Search code examples
amazon-web-servicesamazon-s3amazon-kinesisopensearch

s3 to aws kenesis to opensearch


I have a s3 bucket with some 10M objects which all needs to be processed and sent to opensearch. To this end I am evaluating if kenisis can be used for this.

The solutions online seem to imply using lambda, but since I have 10M objects, I would think the function will timeout by the time the for loop is exhausted.

So, the setup I would like is:

s3 --> (some producer) --> kenesis data streams --> opensearch (destination)

What would be the optimal way to go about this please


Solution

  • Mark B's answer is definitely a viable option, and I'd suggest configuring your SQS queue to trigger Lambda for each message.

    Unless you need Kinesis for some ETL functionality, it's likely that you can go from S3 to OpenSearch directly.

    Assuming the docs in S3 are formatted suitably for OpenSearch, I would take one of the following approaches:

    1. AWS Step Functions has a built-in pattern to process items in S3. This would iterate over all the objects in a chosen bucket (or folder, etc.) that match your description. Each object could then be sent to a Lambda function to save its contents to OpenSearch.
      • Assuming you have some ETL or formatting requirements, this would be easy to implement in Lambda.
      • I can't find any documentation for the SFN S3 Patterns, but they're available in Workflow Studio, see this screenshot.
    2. If you're comfortable with Python, the AWS SDK for Pandas (previously AWS Data Wrangler) is a super easy option. I've used it extensively for moving data from CSVs, S3, and other locations into OpenSearch with ease.

    Using the AWS SDK for Pandas, you might achieve what you're looking for like this...
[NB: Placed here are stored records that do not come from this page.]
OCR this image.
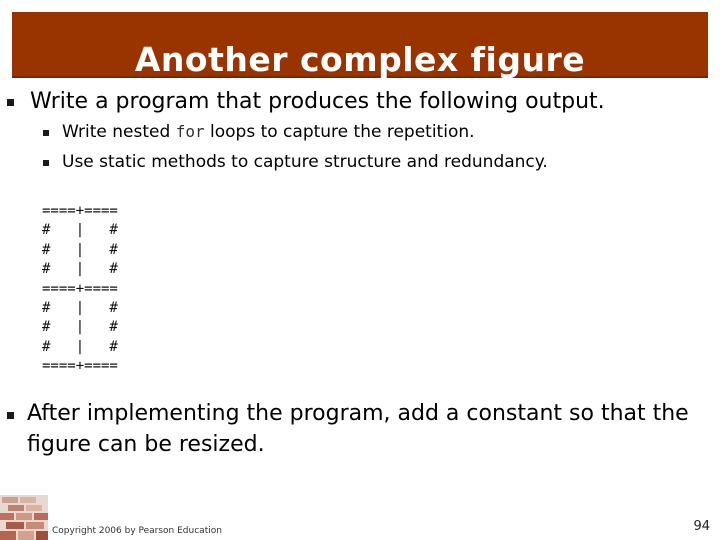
Another complex figure
Write a program that produces the following output.
Write nested for loops to capture the repetition.
Use static methods to capture structure and redundancy.
====+====
#   |   #
#   |   #
#   |   #
====+====
#   |   #
#   |   #
#   |   #
====+====
After implementing the program, add a constant so that the figure can be resized.
Copyright 2006 by Pearson Education	94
    import awswrangler as wr
    from opensearchpy import OpenSearch
    
    items = wr.s3.read_json(path="s3://my-bucket/my-folder/")
    
    # connect + upload to OpenSearch
    my_client = OpenSearch(...)
    wr.opensearch.index_df(client=my_client, df=items)
    

    The AWS SDK for Pandas can iterate over chunks of S3 items, and there's a tutorial on indexing JSON (and other file types) from S3 to OpenSearch.